Markov Decision Processes

 

First let’s have a framework for what we would call randomness throughout time.

Stochastic Procesess

A Stochastic Process is defined as a collection of random variables $ \{\ X(t)\}_{t \in T}\ = \{\ x_1 , x_2 , \dots , x_T \}\ $ indexed by time (the subscript). When for all elements of this collection assume a value, we call each value in this trajectory a state. $ \textbf{S} = \{\ s_1 , s_2 , \dots , s_M \}\ $ There are M states in this collection, they are not always unique. From any timesteps $ x_{t} = w \to x_{t+1} = z$ we say the system made a transition from state $ w \to z$. Now if we were to compute the long term probability at time step $ n - 1$ we would need to compute $ P( x_{n+1} = i_{n + 1} \mid x_{n} = i_{n}, x_{n-1} = i_{n - 1}, \dots ,x_{0} = i_{0}) $

Markov Property

When we consider a Stochastic Process who’s next state depends only on the current state (Markov Property) we say it is a Markov Process. In other words, the next state is conditionally independent of everything before the current state or said to be memoryless. Formally we write:

$ P( x_{n+1} = i_{n + 1} \mid x_{n} = i_{n}) = P( x_{n+1} = i_{n + 1} \mid x_{n} = i_{n}, x_{n-1} = i_{n - 1}, \dots ,x_{0} = i_{0}) $

Furthermore, a Markov Chain is a Markov process limited to a discrete state space (There are a countable number of states) or a discrete indexing for each state in a trajectory.

Quick Example

Let us consider a naive model of a financial market who’s quarterly (think every ~ 92 days) transitions are dictated by some probabilities we are assuming to be true. That is for every quarter that investors are bullish, we can say with 90% confidence the next quarter will be bullish.

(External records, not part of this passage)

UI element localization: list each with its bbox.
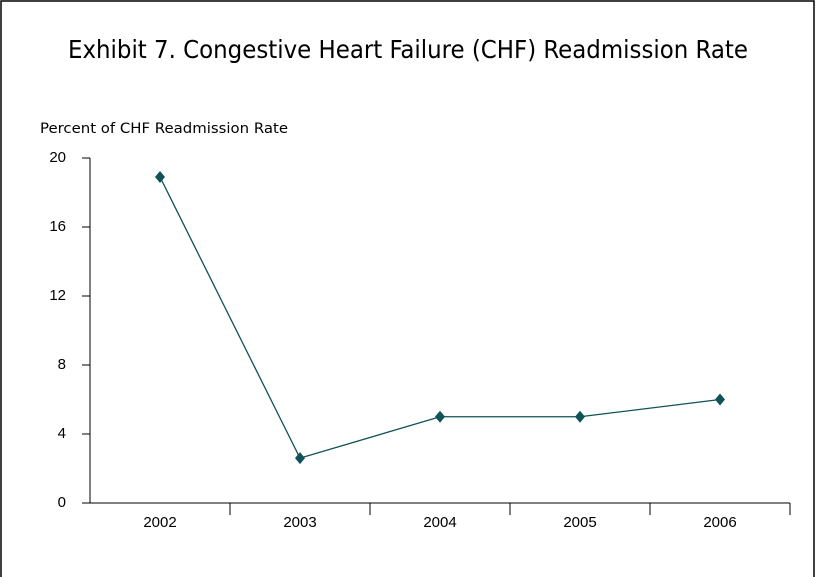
y-axis-label: Percent of CHF Readmission Rate — [40, 121, 288, 137]
x-tick-label: 2004 — [423, 514, 456, 531]
data-point — [575, 410, 585, 423]
x-tick-label: 2002 — [143, 514, 176, 531]
x-tick-label: 2003 — [283, 514, 316, 531]
x-tick-label: 2006 — [703, 514, 736, 531]
x-tick-label: 2005 — [563, 514, 596, 531]
y-tick-label: 12 — [49, 287, 66, 304]
data-point — [715, 393, 725, 406]
y-tick-label: 8 — [58, 356, 66, 373]
data-point — [155, 170, 165, 183]
chart-title: Exhibit 7. Congestive Heart Failure (CHF… — [68, 35, 748, 64]
y-tick-label: 0 — [58, 494, 66, 511]
y-tick-label: 16 — [49, 218, 66, 235]
y-tick-label: 20 — [49, 149, 66, 166]
data-point — [295, 452, 305, 465]
y-tick-label: 4 — [58, 425, 66, 442]
data-point — [435, 410, 445, 423]
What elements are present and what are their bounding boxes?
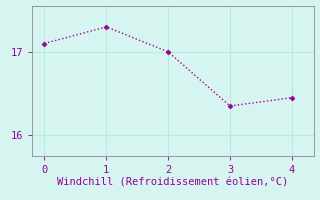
X-axis label: Windchill (Refroidissement éolien,°C): Windchill (Refroidissement éolien,°C)	[57, 178, 288, 188]
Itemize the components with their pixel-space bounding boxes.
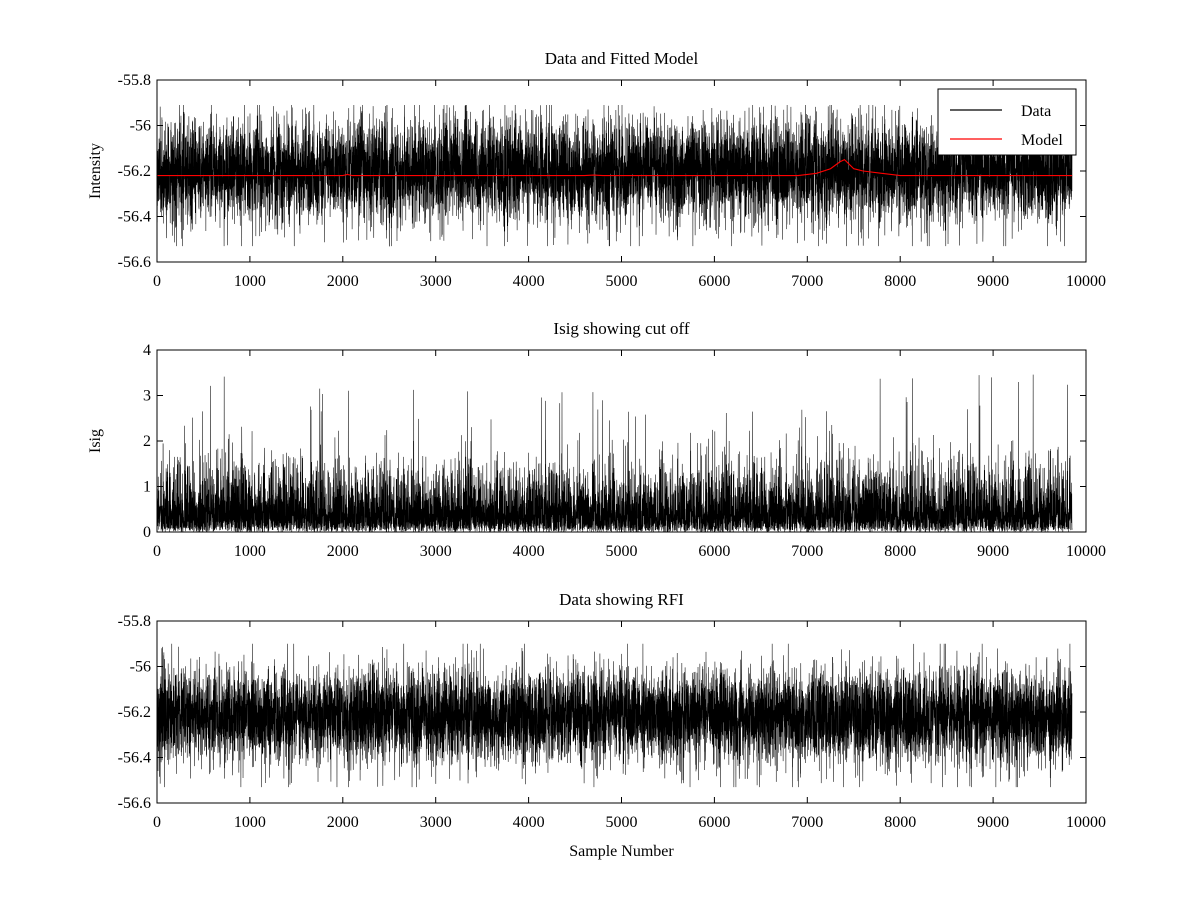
y-axis-label: Intensity: [87, 143, 104, 199]
series-line-data: [157, 105, 1073, 247]
chart-panel-3: 0 1000 2000 3000 4000 5000 6000 7000 8000 9000 100…: [118, 590, 1106, 860]
x-tick-label: 9000: [977, 814, 1009, 831]
x-tick-label: 5000: [606, 814, 638, 831]
x-tick-label: 1000: [234, 814, 266, 831]
chart-title: Data showing RFI: [559, 590, 684, 609]
x-tick-label: 7000: [791, 543, 823, 560]
chart-panel-1: 0 1000 2000 3000 4000 5000 6000 7000 8000 9000 100…: [87, 49, 1106, 290]
series-group: [157, 643, 1073, 788]
x-tick-label: 0: [153, 273, 161, 290]
series-group: [157, 374, 1073, 532]
y-tick-label: -56.6: [118, 795, 151, 812]
x-tick-label: 0: [153, 543, 161, 560]
x-tick-label: 4000: [513, 273, 545, 290]
y-tick-label: -56.2: [118, 163, 151, 180]
x-tick-label: 6000: [698, 543, 730, 560]
x-tick-label: 1000: [234, 543, 266, 560]
series-line-data: [157, 643, 1073, 788]
x-tick-label: 7000: [791, 814, 823, 831]
y-tick-label: -55.8: [118, 613, 151, 630]
x-tick-label: 10000: [1066, 273, 1106, 290]
chart-panel-2: 0 1000 2000 3000 4000 5000 6000 7000 8000 9000 100…: [87, 319, 1106, 560]
y-tick-label: 0: [143, 524, 151, 541]
y-tick-label: 1: [143, 479, 151, 496]
legend-label-model: Model: [1021, 132, 1063, 149]
x-tick-label: 6000: [698, 814, 730, 831]
chart-title: Data and Fitted Model: [545, 49, 699, 68]
x-tick-label: 5000: [606, 543, 638, 560]
series-group: [157, 105, 1073, 247]
y-tick-label: -55.8: [118, 72, 151, 89]
x-tick-label: 1000: [234, 273, 266, 290]
y-tick-label: -56.2: [118, 704, 151, 721]
y-tick-label: -56.4: [118, 209, 151, 226]
series-line-data: [157, 374, 1073, 532]
y-axis-label: Isig: [87, 429, 104, 453]
x-tick-label: 3000: [420, 814, 452, 831]
y-tick-label: 4: [143, 342, 151, 359]
y-tick-label: 3: [143, 388, 151, 405]
x-tick-label: 2000: [327, 543, 359, 560]
x-axis-label: Sample Number: [569, 843, 674, 860]
x-tick-label: 7000: [791, 273, 823, 290]
y-tick-label: -56.6: [118, 254, 151, 271]
x-tick-label: 0: [153, 814, 161, 831]
y-tick-label: -56: [130, 118, 151, 135]
x-tick-label: 8000: [884, 543, 916, 560]
x-tick-label: 2000: [327, 814, 359, 831]
series-line-model: [157, 158, 1073, 177]
y-tick-label: -56: [130, 659, 151, 676]
legend: Data Model: [937, 88, 1077, 156]
legend-box: [937, 88, 1077, 156]
chart-title: Isig showing cut off: [553, 319, 689, 338]
x-tick-label: 6000: [698, 273, 730, 290]
x-tick-label: 8000: [884, 814, 916, 831]
x-tick-label: 10000: [1066, 814, 1106, 831]
x-tick-label: 4000: [513, 814, 545, 831]
x-tick-label: 3000: [420, 543, 452, 560]
x-tick-label: 9000: [977, 543, 1009, 560]
legend-label-data: Data: [1021, 103, 1051, 120]
x-tick-label: 2000: [327, 273, 359, 290]
x-tick-label: 10000: [1066, 543, 1106, 560]
y-tick-label: 2: [143, 433, 151, 450]
y-tick-label: -56.4: [118, 750, 151, 767]
x-tick-label: 9000: [977, 273, 1009, 290]
x-tick-label: 3000: [420, 273, 452, 290]
x-tick-label: 5000: [606, 273, 638, 290]
x-tick-label: 8000: [884, 273, 916, 290]
x-tick-label: 4000: [513, 543, 545, 560]
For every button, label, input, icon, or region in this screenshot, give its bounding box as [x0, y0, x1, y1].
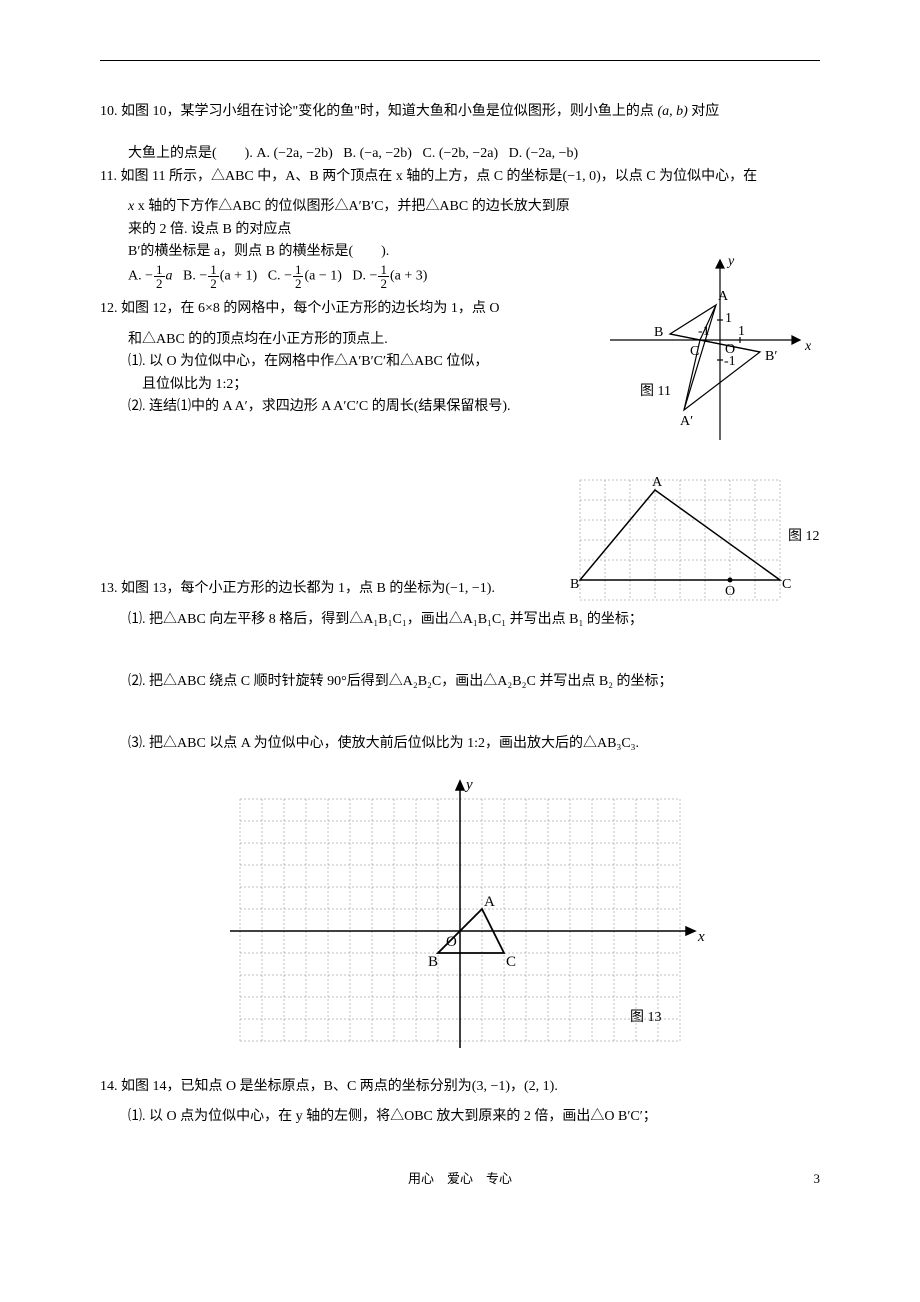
- q13-text: 如图 13，每个小正方形的边长都为 1，点 B 的坐标为(−1, −1).: [121, 581, 495, 596]
- q10-opt-b-label: B.: [343, 146, 356, 161]
- q11-number: 11.: [100, 169, 117, 184]
- fig11-label: 图 11: [640, 384, 671, 399]
- q10-line2: 大鱼上的点是( ). A. (−2a, −2b) B. (−a, −2b) C.…: [100, 143, 820, 165]
- top-rule: [100, 60, 820, 61]
- q11-c-expr: (a − 1): [304, 269, 341, 284]
- q10-number: 10.: [100, 104, 118, 119]
- question-10: 10. 如图 10，某学习小组在讨论"变化的鱼"时，知道大鱼和小鱼是位似图形，则…: [100, 101, 820, 123]
- q11-line1: 如图 11 所示，△ABC 中，A、B 两个顶点在 x 轴的上方，点 C 的坐标…: [120, 169, 757, 184]
- q13-sub2: ⑵. 把△ABC 绕点 C 顺时针旋转 90°后得到△A₂B₂C，画出△A₂B₂…: [100, 671, 820, 693]
- q10-text-c: 大鱼上的点是( ).: [128, 146, 253, 161]
- q10-text-b: 对应: [691, 104, 719, 119]
- q13-sub1: ⑴. 把△ABC 向左平移 8 格后，得到△A₁B₁C₁，画出△A₁B₁C₁ 并…: [100, 609, 820, 631]
- q10-opt-d-label: D.: [509, 146, 523, 161]
- svg-text:-1: -1: [698, 324, 710, 339]
- svg-text:1: 1: [725, 311, 732, 326]
- q12-line1: 如图 12，在 6×8 的网格中，每个小正方形的边长均为 1，点 O: [121, 301, 500, 316]
- figure-11: y x A B C O B′ A′ 1 1 -1 -1 图 11: [600, 250, 820, 450]
- q10-opt-c-label: C.: [422, 146, 435, 161]
- svg-text:A: A: [718, 289, 729, 304]
- q10-opt-d: (−2a, −b): [526, 146, 578, 161]
- svg-text:C: C: [690, 344, 699, 359]
- svg-text:O: O: [446, 934, 457, 950]
- q11-line2a: x 轴的下方作△ABC 的位似图形△A′B′C，并把△ABC 的边长放大到原来的…: [128, 199, 570, 236]
- q10-opt-a-label: A.: [256, 146, 270, 161]
- question-14: 14. 如图 14，已知点 O 是坐标原点，B、C 两点的坐标分别为(3, −1…: [100, 1076, 820, 1098]
- q10-opt-b: (−a, −2b): [360, 146, 412, 161]
- q14-sub1: ⑴. 以 O 点为位似中心，在 y 轴的左侧，将△OBC 放大到原来的 2 倍，…: [100, 1106, 820, 1128]
- svg-text:y: y: [464, 777, 473, 793]
- q11-opt-c-label: C.: [268, 269, 281, 284]
- svg-text:A: A: [484, 894, 495, 910]
- q13-number: 13.: [100, 581, 118, 596]
- svg-text:A′: A′: [680, 414, 693, 429]
- figure-12: A B C O 图 12: [570, 470, 830, 610]
- q11-b-expr: (a + 1): [220, 269, 257, 284]
- figure-13: y x O A B C 图 13: [210, 766, 710, 1056]
- svg-text:y: y: [726, 254, 735, 269]
- svg-text:O: O: [725, 584, 735, 599]
- q13-sub3: ⑶. 把△ABC 以点 A 为位似中心，使放大前后位似比为 1:2，画出放大后的…: [100, 733, 820, 755]
- svg-text:1: 1: [738, 324, 745, 339]
- page-number: 3: [814, 1169, 821, 1190]
- q14-text: 如图 14，已知点 O 是坐标原点，B、C 两点的坐标分别为(3, −1)，(2…: [121, 1079, 558, 1094]
- q11-line2: x x 轴的下方作△ABC 的位似图形△A′B′C，并把△ABC 的边长放大到原…: [100, 196, 580, 241]
- q10-opt-c: (−2b, −2a): [439, 146, 498, 161]
- fig12-label: 图 12: [788, 529, 820, 544]
- q11-opt-b-label: B.: [183, 269, 196, 284]
- page-footer: 用心 爱心 专心 3: [100, 1169, 820, 1190]
- q11-a-expr: a: [166, 269, 173, 284]
- svg-text:-1: -1: [724, 354, 736, 369]
- svg-text:A: A: [652, 475, 663, 490]
- svg-text:x: x: [697, 929, 705, 945]
- question-11: 11. 如图 11 所示，△ABC 中，A、B 两个顶点在 x 轴的上方，点 C…: [100, 166, 820, 188]
- svg-text:B: B: [428, 954, 438, 970]
- fig13-label: 图 13: [630, 1010, 662, 1025]
- svg-text:B′: B′: [765, 349, 777, 364]
- q10-opt-a: (−2a, −2b): [273, 146, 332, 161]
- q12-number: 12.: [100, 301, 118, 316]
- q11-line3: B′的横坐标是 a，则点 B 的横坐标是( ).: [100, 241, 580, 263]
- q11-opt-d-label: D.: [352, 269, 366, 284]
- q11-opt-a-label: A.: [128, 269, 142, 284]
- question-12: 12. 如图 12，在 6×8 的网格中，每个小正方形的边长均为 1，点 O: [100, 298, 570, 320]
- svg-text:B: B: [654, 325, 663, 340]
- svg-text:x: x: [804, 339, 812, 354]
- q12-sub1: ⑴. 以 O 为位似中心，在网格中作△A′B′C′和△ABC 位似，: [100, 351, 570, 373]
- q12-sub1b: 且位似比为 1:2；: [100, 374, 570, 396]
- q10-text-a: 如图 10，某学习小组在讨论"变化的鱼"时，知道大鱼和小鱼是位似图形，则小鱼上的…: [121, 104, 654, 119]
- svg-text:B: B: [570, 577, 579, 592]
- svg-text:C: C: [782, 577, 791, 592]
- q14-number: 14.: [100, 1079, 118, 1094]
- q11-d-expr: (a + 3): [390, 269, 427, 284]
- svg-text:C: C: [506, 954, 516, 970]
- q12-line2: 和△ABC 的的顶点均在小正方形的顶点上.: [100, 329, 570, 351]
- footer-motto: 用心 爱心 专心: [408, 1171, 512, 1186]
- q10-point: (a, b): [657, 104, 687, 119]
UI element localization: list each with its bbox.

Think greedy for bullish and fear mongering for bear.

Markov Chain
Photo Courtesy of [“Introduction to Markov Chains”]

It’s a random process as far as we are concerned but it has the Markov Property so we can formulate a one-state transition matrix, where each row sums to one, to help us find useful things we may be interested in.

Let:

\[\boldsymbol{P} = \begin{pmatrix} 0.9 & 0.075 & 0.025\\ 0.15 & 0.8 & 0.05 \\ 0.25 & 0.25 & 0.5 \end{pmatrix}\]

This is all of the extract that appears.